Rittenhouse officials said that despite his earlier statement, Fein would not be taking any questioners about the ongoing proceedings, nor would any further information be released, except by way of a pre-dawn statement to the media at 5am on Tuesday.

This was not altogether unexpected. Before its Friday decision to acquit, Fein had admitted that Rittenhouse’s policy of “reasonable doubt” – allowing its lawyers to ask potential witnesses why they wouldn’t remember certain things – went against the requirement of probable cause, which required that witnesses were believed to have credible information.

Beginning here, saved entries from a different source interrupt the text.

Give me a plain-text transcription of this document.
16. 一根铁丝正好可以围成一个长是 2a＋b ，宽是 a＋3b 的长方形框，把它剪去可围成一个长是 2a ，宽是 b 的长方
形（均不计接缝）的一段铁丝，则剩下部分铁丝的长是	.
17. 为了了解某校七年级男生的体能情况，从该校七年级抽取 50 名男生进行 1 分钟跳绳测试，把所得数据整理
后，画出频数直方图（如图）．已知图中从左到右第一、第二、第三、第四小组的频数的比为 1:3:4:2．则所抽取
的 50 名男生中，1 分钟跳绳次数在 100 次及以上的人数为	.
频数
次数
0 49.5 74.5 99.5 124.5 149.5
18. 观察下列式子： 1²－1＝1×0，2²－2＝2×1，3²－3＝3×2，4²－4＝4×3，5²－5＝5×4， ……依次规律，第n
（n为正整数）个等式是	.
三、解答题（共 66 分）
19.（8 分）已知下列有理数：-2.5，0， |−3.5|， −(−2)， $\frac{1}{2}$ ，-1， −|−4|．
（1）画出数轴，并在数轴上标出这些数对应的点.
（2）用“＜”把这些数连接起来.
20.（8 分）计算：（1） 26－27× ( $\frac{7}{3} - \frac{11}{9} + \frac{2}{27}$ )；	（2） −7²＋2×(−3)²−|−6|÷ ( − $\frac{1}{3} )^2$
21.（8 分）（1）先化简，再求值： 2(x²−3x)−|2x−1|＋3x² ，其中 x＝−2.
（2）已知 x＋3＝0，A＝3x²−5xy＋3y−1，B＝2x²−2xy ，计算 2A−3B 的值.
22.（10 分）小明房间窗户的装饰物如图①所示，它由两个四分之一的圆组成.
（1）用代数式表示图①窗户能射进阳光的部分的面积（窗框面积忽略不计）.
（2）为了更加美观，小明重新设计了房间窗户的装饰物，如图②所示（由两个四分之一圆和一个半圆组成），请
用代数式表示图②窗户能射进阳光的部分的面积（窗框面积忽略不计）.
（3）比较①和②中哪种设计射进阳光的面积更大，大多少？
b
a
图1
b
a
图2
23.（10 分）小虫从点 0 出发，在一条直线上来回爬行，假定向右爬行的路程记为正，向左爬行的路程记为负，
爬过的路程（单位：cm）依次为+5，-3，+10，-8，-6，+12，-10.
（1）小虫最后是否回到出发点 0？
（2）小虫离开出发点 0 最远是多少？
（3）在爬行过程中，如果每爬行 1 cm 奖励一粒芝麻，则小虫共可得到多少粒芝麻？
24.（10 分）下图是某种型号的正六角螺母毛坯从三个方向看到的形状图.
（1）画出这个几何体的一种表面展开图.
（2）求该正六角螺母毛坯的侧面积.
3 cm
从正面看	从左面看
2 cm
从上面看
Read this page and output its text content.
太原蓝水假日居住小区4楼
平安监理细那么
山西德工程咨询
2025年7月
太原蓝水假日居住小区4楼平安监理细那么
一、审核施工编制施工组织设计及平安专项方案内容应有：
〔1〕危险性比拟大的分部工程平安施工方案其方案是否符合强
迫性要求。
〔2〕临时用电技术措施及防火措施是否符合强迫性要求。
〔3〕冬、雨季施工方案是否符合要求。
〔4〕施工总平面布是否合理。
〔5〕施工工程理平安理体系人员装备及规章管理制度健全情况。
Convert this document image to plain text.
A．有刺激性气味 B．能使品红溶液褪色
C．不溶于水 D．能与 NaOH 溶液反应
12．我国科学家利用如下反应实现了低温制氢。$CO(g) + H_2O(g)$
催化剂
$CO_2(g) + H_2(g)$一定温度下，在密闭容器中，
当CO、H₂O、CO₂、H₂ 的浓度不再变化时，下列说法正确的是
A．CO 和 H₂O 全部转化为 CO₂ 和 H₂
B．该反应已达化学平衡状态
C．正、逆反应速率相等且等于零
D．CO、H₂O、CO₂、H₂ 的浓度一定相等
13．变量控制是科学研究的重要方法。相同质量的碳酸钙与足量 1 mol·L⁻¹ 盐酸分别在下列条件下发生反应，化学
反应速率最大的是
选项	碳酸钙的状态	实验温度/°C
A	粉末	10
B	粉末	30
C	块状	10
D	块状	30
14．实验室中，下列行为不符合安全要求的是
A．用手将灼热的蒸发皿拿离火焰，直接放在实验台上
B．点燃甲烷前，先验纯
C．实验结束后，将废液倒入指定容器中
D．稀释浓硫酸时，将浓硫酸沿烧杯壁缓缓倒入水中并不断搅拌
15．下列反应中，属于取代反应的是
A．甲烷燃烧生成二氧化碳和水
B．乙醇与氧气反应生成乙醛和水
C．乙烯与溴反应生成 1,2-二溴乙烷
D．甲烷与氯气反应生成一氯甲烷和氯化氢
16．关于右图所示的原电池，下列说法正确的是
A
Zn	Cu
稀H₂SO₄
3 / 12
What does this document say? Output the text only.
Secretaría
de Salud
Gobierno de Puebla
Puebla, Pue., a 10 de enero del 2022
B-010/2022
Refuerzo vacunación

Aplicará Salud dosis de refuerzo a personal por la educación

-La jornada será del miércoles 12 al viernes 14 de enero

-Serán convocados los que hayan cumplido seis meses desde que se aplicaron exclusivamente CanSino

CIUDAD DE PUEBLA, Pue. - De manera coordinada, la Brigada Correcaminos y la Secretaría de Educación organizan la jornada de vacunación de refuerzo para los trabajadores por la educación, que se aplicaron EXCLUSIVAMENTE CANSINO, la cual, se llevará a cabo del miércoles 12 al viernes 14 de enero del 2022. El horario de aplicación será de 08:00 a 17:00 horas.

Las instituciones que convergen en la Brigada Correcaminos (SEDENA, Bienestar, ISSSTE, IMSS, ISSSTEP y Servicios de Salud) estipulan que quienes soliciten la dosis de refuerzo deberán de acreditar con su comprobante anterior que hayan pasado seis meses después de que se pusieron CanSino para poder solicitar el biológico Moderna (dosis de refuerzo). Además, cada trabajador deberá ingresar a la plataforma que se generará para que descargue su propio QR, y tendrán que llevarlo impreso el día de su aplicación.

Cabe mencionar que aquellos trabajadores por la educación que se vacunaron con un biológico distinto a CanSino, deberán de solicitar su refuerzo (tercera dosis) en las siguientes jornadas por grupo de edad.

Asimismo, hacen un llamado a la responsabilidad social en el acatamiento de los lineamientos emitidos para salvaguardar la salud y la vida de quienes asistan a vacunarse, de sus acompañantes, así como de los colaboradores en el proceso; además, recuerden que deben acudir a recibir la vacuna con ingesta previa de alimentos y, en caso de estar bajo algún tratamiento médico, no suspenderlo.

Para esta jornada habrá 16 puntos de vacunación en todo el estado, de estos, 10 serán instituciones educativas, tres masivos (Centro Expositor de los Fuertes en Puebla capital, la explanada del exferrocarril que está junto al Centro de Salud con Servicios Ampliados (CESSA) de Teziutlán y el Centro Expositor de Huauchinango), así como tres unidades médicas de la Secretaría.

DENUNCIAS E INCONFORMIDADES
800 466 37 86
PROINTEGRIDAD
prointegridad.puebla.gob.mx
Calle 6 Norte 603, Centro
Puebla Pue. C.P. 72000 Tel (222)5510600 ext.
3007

But he further admitted that Rittenhouse management had previously backed the policy even though it was “not a good policy to have”. It was an off-the-cuff admission and still the jury was about to deliberate over whether Rittenhouse’s handling of its own defense and of its police account was proper.

The Rittenhouse executives who were acquitted had declined requests for comment on Monday.

But a promotional website for a documentary about the case urged visitors to tell the court and the attorneys involved “there was more to this story”.

The site, Friends of Rittenhouse, was set up by Susan Katauskas, a film-maker from Philadelphia, who said that she had spent $100,000 in cash on the promotion. “This is a story about how no one is above the law,” it read.

Attorneys used on the case have routinely declined to comment for fear of jeopardizing their cases. The two officials acquitted on Friday declined comment on Monday.

At the end of the trial on Friday, Chief Judge Myron Thompson urged the lawyers for both sides not to comment publicly. He instructed them to instead remain silent.

The trial, before judge Thompson, was the product of a grand jury investigation into whether Rittenhouse-led attempts to alert doctors to an overdose of an informant for the state attorney general’s office constituted violations of an informant’s constitutional rights.

The judge previously had seen evidence that suggested that police had doctored statements after informants had died, saying: “That’s not an independent statement. That’s our statements for the grand jury.”

He had not yet decided the case before he was succeeded by the newest judge.